NetsPresso Model Compressor: Compresses models for better computational efficiency

  • Compress : Compress the model by easily applying the compression technique to the model.
  • Accelerate: Make the model light and fast without sacrificing accuracy.

NetsPresso Model Launcher: Accelerated models, simplified deployment

  • Convert: Convert the model to a format executable on the target device.
  • Package: Package the model so that it can be deployed directly to the device.

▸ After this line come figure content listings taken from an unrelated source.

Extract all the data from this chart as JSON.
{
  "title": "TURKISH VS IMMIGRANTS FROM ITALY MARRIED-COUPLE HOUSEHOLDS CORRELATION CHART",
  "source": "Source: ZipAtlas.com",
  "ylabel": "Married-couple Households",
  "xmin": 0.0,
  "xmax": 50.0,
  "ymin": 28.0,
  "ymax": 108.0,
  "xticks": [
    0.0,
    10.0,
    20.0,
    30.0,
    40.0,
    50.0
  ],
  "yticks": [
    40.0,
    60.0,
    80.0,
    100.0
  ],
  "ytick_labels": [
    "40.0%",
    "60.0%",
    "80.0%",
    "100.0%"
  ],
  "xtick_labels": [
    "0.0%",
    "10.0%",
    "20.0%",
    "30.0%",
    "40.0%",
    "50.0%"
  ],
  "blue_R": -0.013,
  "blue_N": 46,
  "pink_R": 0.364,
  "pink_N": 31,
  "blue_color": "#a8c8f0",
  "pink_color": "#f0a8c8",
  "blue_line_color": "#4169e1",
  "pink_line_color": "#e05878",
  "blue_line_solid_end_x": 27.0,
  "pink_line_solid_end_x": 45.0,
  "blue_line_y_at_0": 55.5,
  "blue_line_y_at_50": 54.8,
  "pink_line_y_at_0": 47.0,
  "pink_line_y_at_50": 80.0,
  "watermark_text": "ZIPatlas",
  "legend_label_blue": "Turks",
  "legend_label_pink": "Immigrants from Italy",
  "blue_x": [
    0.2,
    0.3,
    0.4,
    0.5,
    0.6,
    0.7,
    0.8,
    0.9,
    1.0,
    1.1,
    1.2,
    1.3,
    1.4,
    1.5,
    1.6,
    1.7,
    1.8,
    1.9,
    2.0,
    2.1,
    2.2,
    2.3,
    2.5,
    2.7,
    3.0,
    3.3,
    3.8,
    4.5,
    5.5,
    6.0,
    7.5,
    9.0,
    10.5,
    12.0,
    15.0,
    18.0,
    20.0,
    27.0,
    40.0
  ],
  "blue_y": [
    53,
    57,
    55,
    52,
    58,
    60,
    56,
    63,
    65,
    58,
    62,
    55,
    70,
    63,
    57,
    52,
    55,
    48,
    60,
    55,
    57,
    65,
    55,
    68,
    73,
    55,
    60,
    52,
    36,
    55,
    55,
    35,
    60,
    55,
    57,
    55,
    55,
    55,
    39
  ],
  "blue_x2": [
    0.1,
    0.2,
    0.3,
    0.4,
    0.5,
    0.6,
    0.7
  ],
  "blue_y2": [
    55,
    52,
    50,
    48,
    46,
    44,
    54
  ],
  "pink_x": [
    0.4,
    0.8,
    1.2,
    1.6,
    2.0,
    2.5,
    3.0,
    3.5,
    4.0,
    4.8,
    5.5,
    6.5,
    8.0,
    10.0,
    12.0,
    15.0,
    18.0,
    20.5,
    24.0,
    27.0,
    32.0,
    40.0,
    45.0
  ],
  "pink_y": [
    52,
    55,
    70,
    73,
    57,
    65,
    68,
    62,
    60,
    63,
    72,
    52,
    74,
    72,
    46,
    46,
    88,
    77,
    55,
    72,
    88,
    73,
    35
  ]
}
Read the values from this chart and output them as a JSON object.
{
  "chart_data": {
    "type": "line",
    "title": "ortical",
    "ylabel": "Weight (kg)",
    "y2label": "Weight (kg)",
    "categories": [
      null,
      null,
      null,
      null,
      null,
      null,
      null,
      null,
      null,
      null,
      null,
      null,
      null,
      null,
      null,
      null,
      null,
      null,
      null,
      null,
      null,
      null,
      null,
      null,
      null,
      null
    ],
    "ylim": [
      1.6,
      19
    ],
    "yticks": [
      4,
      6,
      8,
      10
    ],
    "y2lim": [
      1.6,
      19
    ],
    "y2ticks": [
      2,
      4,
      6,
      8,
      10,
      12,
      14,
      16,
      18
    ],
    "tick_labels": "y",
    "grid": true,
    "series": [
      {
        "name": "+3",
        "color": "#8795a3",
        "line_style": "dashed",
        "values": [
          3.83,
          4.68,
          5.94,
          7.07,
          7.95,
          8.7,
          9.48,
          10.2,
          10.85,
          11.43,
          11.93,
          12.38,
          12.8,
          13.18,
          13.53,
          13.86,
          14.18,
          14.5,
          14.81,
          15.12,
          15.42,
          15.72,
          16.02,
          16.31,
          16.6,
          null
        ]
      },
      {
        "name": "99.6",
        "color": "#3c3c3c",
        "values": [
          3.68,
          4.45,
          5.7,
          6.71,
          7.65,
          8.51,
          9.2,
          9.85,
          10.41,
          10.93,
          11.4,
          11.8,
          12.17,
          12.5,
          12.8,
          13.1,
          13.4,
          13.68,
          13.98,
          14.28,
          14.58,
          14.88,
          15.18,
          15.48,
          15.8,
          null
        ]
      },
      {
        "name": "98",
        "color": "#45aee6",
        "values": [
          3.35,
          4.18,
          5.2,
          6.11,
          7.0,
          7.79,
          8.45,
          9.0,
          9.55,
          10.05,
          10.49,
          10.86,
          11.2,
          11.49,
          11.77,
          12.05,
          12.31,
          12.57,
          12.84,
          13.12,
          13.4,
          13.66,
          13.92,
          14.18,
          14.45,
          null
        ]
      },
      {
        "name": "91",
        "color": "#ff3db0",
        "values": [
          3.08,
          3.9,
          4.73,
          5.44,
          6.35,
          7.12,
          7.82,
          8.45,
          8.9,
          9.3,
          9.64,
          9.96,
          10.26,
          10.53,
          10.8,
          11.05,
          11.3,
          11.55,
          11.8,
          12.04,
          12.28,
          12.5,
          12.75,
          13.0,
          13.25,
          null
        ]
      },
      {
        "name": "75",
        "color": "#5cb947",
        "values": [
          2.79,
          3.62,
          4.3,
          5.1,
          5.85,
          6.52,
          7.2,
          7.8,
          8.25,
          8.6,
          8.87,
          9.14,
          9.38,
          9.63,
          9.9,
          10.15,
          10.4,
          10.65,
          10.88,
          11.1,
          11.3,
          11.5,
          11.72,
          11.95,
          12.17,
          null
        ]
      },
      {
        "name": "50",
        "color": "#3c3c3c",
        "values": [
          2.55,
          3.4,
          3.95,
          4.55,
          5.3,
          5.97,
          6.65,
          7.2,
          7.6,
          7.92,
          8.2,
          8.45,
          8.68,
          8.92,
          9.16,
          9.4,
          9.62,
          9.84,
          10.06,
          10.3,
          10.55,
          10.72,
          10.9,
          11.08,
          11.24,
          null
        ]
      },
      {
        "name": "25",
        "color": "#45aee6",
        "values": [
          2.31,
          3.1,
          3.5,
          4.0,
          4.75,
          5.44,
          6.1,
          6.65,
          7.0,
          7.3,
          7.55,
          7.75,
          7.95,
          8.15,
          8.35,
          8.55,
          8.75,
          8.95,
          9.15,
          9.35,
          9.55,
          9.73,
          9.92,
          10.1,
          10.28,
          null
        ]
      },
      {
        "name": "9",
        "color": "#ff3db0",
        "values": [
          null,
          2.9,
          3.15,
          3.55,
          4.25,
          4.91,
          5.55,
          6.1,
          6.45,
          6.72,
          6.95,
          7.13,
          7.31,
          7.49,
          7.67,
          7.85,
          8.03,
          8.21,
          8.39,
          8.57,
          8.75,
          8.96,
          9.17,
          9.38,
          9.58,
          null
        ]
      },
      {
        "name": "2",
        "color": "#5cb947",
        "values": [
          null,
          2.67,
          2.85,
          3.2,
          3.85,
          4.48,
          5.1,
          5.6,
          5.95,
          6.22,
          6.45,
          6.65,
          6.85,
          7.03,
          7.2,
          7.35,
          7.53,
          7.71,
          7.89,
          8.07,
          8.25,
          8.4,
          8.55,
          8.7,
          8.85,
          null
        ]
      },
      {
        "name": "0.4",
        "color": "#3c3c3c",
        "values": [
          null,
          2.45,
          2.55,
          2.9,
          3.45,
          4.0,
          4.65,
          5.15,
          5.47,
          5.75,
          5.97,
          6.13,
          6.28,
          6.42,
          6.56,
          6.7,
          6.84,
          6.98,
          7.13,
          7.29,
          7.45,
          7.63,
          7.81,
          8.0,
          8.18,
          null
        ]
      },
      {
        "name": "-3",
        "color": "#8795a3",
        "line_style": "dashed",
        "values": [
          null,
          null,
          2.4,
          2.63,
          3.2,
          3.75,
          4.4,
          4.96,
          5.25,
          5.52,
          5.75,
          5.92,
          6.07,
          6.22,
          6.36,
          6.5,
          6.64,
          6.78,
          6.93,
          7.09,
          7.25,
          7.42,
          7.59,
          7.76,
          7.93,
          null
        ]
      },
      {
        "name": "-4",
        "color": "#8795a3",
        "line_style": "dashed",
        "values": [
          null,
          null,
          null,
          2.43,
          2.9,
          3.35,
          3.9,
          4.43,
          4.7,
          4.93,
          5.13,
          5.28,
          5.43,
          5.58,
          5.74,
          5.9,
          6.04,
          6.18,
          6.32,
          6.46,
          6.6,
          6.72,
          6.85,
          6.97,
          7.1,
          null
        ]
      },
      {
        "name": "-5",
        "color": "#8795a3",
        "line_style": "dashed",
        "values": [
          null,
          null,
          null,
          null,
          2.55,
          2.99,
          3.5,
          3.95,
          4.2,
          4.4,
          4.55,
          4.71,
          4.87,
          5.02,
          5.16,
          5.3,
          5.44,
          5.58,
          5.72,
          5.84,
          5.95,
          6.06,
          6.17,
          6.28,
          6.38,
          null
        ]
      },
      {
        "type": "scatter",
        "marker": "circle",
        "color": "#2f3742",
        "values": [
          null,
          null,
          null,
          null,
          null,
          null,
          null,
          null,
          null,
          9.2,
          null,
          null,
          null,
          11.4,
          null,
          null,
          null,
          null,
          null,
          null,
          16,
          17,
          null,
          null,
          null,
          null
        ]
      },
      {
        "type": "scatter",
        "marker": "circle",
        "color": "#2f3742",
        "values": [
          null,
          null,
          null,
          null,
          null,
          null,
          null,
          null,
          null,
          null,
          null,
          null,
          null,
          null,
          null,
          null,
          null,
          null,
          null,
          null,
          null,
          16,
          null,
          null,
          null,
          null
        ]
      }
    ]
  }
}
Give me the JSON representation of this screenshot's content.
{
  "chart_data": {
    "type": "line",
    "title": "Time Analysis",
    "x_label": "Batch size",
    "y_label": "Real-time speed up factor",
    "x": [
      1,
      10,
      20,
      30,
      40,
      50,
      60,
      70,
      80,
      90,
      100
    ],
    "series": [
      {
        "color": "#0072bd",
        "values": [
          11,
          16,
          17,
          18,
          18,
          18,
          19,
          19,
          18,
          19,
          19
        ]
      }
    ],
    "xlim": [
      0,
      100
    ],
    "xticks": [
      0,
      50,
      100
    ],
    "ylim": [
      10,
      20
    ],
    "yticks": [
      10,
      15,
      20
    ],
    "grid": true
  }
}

Technologies in NetsPresso

NetsPresso Model Searcher


  • Automate time-consuming and repetitive AI model development tasks
  • The infrastructure is ready so that anyone can start developing the model right away, and it includes a retraining pipeline for experts.


  • Create multiple models within the search space using the Neural Architecture Search
  • With one project execution, it is possible to obtain model results that meet various purposes such as performance and trade-off

HW aware Model Searcher

  • Benchmarks can be created on the actual device without setting the device
  • Develop a model that meets the target latency according to the device

NetsPresso Model Compressor

Automatic Compression

  • Only focus on the compression, not wasting time implementing complicated methods
  • Compress PyTorch, TensorFlow models immediately

Structured Pruning, Filter Decomposition

  • Structured pruning directly improves the inference speed of AI models by reducing the amount of computation
  • Filter decomposition decomposes AI models and restores important information
  • Fine-tuning after compression is possible to restore the accuracy of the model.

HW-Aware Model Profiling

  • Visualize the neural network to check the structure and available layers to be compressed
  • Profile the neural network on the target hardware to decide which layers to compress and how much

NetsPresso Model Launcher


  • Quantization enables to run and accelerate an AI model on the target device.

Convert and package

  • Convert and compile AI models so that hardware can understand and run them.
  • Package AI models with processing codes to be ready for the deployment

Device farm

  • Actual hardwares are already installed in NetsPresso Device Farm to provide hardware-aware features.